2.2 Características midiáticas: as possibilidades do folheto

O estudo das mídias passa por uma série de categorias. Podemos investigar seus usos, atribuições, funções sociais etc., de diversos modos e a partir de diversas óticas. Os recortes para o estudo das mídias passam pela emissão, suporte, conteúdo, discurso, mediação, recepção, enfim. Trata-se de uma área ampla de conhecimento e com muitas possibilidades de investigação. Neste trabalho estudamos o cordel dentro da ótica da comunicação, compreendendo o folheto como suporte midiático, dentre suas diversas formas de apresentação.

Neste momento, nos debruçamos sobre a questão do suporte técnico desta mídia que é o folheto. Questões referentes à recepção não fazem parte do nosso recorte. E o conteúdo midiático dos cordéis será abordado mais adiante. Consideramos a importância de estudar o suporte a partir de Mouillaud (2002). Para estudarmos o discurso de uma mídia, devemos estar atentos ao suporte que o abriga. O sentido é predisposto pelo dispositivo que o carrega, pois “o dispositivo prepara para o sentido” (MOULLIAUD, 2002, p.30). Por isso, é importante refletirmos sobre o suporte impresso dos folhetos e sua origem na oralidade. Esse contexto de impressão da fala é fundamental para a conceituação da literatura de cordel e para a análise de seu conteúdo.

O dispositivo que dá suporte ao cordel é o folheto. Dispositivo que define esta literatura, pois fora dos folhetos, trata-se de poesia oral. De acordo com Mouillaud (2002), o dispositivo prepara a leitura. No formato de folheto, a poesia se movimenta com maior facilidade e é capaz de propagar ainda mais um causo. “Imagem, texto e som presentes no universo do cordel integram sua identidade” (ABREU, 1999, p. 23). Possui uma leveza tanto física, quanto de preço. Leveza que o permite atingir longas distâncias, mesmo que não tenha grande durabilidade de tempo. “Leves no tamanho, no peso, no preço, são feitos para estar no ar, para circular” (BRASIL, 2005, p. 38).

A essência dos cordéis está na impressão da oralidade, o que nos apresenta uma mudança de mídias. O alcance do cordel, sua repercussão, seus usos estão ligados à sua

forma. O folheto é leve, fácil de ser transportado. Uma produção de baixo custo e baixo valor de mercado (atualmente, em média, cerca de R$ 2). O suporte oferece ao conteúdo mobilidade e permanência. No caso dos folhetos, o suporte muda, inclusive, o sentido utilizado pelos ouvintes que passam a ser leitores e vão da audição à visão. O poeta passa a usar a voz apenas para divulgação, mas a obra agora está no papel.

Além dos folhetos, outros dispositivos dão suporte à poesia, como o meio digital, onde muitos poetas publicam seus versos como meio de divulgação, e principalmente a voz dos cantadores acompanhados pela viola. A voz é a matriz da literatura de cordel, mas só depois de impressa é que a poesia popular adquire permanência e durabilidade, escapando das alterações causadas pela transmissão oral e/ou por falhas nos recursos mnemônicos.

“O dispositivo não é um suporte, mas uma matriz que impõe suas formas aos textos” (MOUILLAUD, 2002, p.35).

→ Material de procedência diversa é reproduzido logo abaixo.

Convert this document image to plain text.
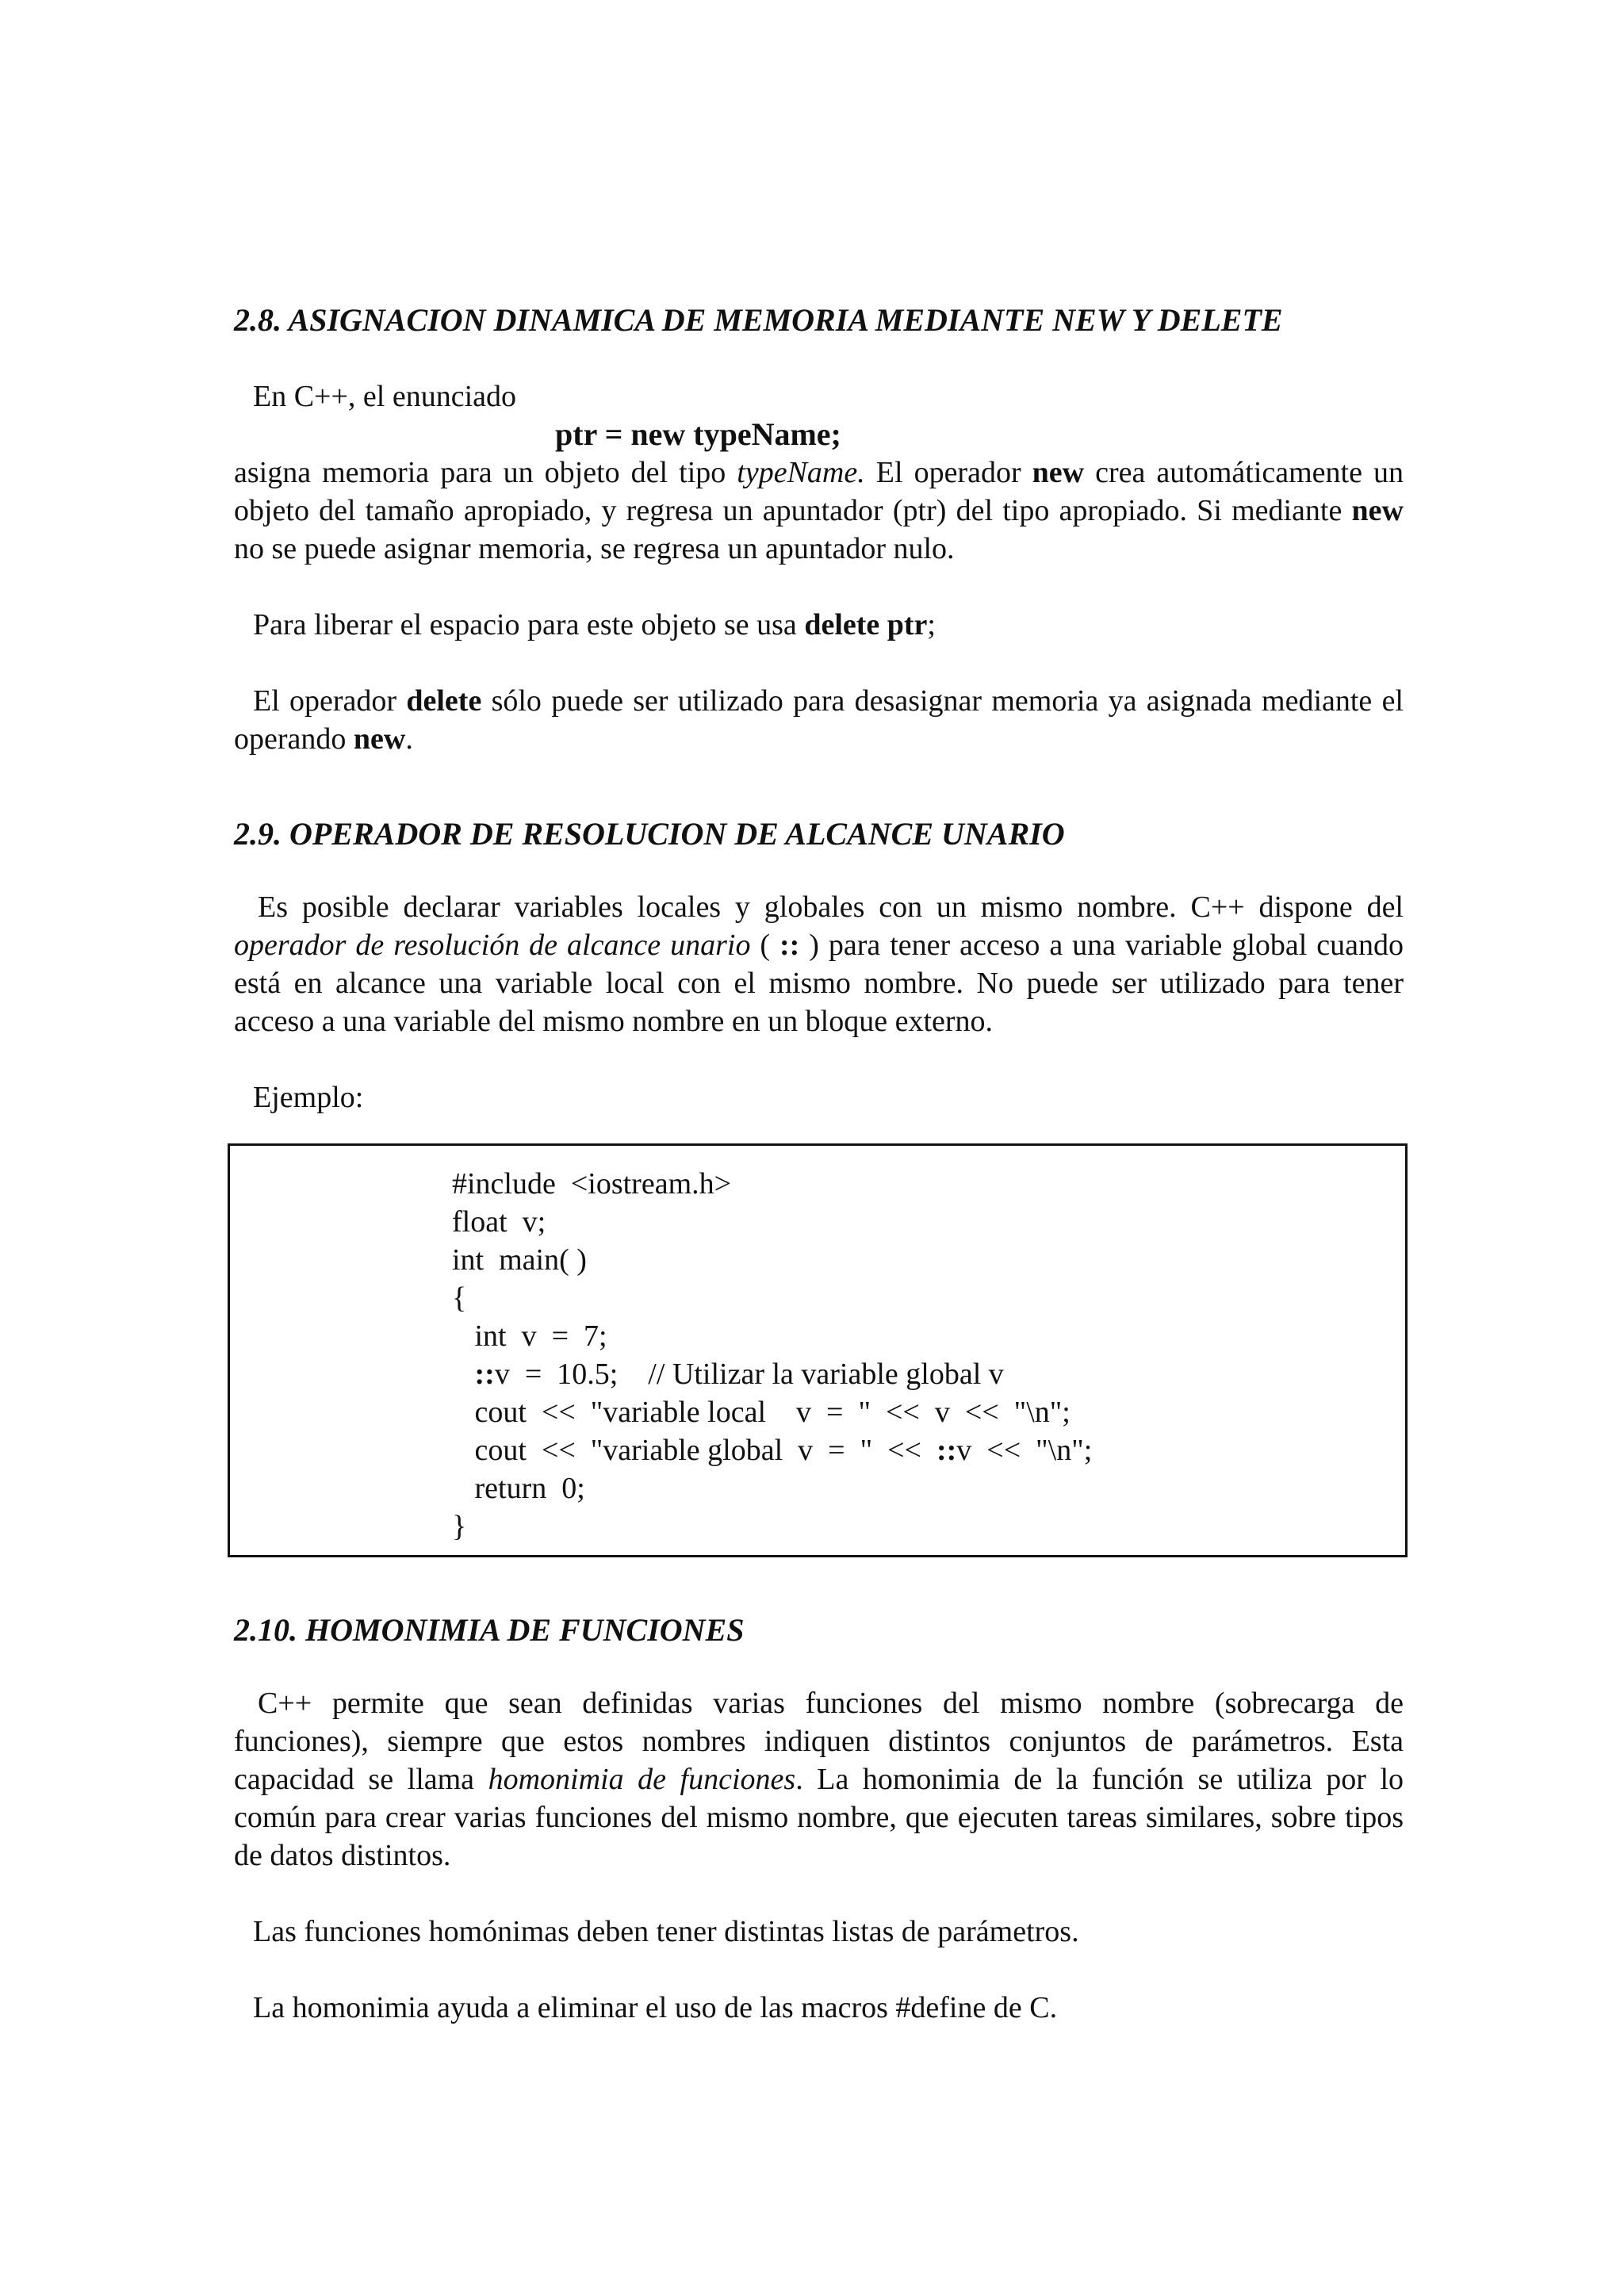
2.8. ASIGNACION DINAMICA DE MEMORIA MEDIANTE NEW Y DELETE

En C++, el enunciado

ptr = new typeName;

asigna memoria para un objeto del tipo typeName. El operador new crea automáticamente un objeto del tamaño apropiado, y regresa un apuntador (ptr) del tipo apropiado. Si mediante new no se puede asignar memoria, se regresa un apuntador nulo.

Para liberar el espacio para este objeto se usa delete ptr;

El operador delete sólo puede ser utilizado para desasignar memoria ya asignada mediante el operando new.

2.9. OPERADOR DE RESOLUCION DE ALCANCE UNARIO

Es posible declarar variables locales y globales con un mismo nombre. C++ dispone del operador de resolución de alcance unario ( :: ) para tener acceso a una variable global cuando está en alcance una variable local con el mismo nombre. No puede ser utilizado para tener acceso a una variable del mismo nombre en un bloque externo.

Ejemplo:

#include  <iostream.h>

float  v;

int  main( )

{

int  v  =  7;

::v  =  10.5;    // Utilizar la variable global v

cout  <<  "variable local    v  =  "  <<  v  <<  "\n";

cout  <<  "variable global  v  =  "  <<  ::v  <<  "\n";

return  0;

}

2.10. HOMONIMIA DE FUNCIONES

C++ permite que sean definidas varias funciones del mismo nombre (sobrecarga de funciones), siempre que estos nombres indiquen distintos conjuntos de parámetros. Esta capacidad se llama homonimia de funciones. La homonimia de la función se utiliza por lo común para crear varias funciones del mismo nombre, que ejecuten tareas similares, sobre tipos de datos distintos.

Las funciones homónimas deben tener distintas listas de parámetros.

La homonimia ayuda a eliminar el uso de las macros #define de C.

Falamos sobre a forma dos folhetos no tópico anterior e, neste momento, dedicamos atenção ao suporte, seus usos e características, atentando para as possibilidades que ele oferece ao conteúdo poético, a partir da classificação dos meios para Pross (1990).

Ficamos atentos à relação direta que o folheto possui com as práticas orais, conforme descrevemos anteriormente, quando identificamos alguns dos traços mais relevantes nos cordéis. O que acontece quando a poesia oral é impressa nos folhetos é uma mudança de mídia, passando de uma classificação a outra, devido às possibilidades que são atribuídas à comunicação dos conteúdos.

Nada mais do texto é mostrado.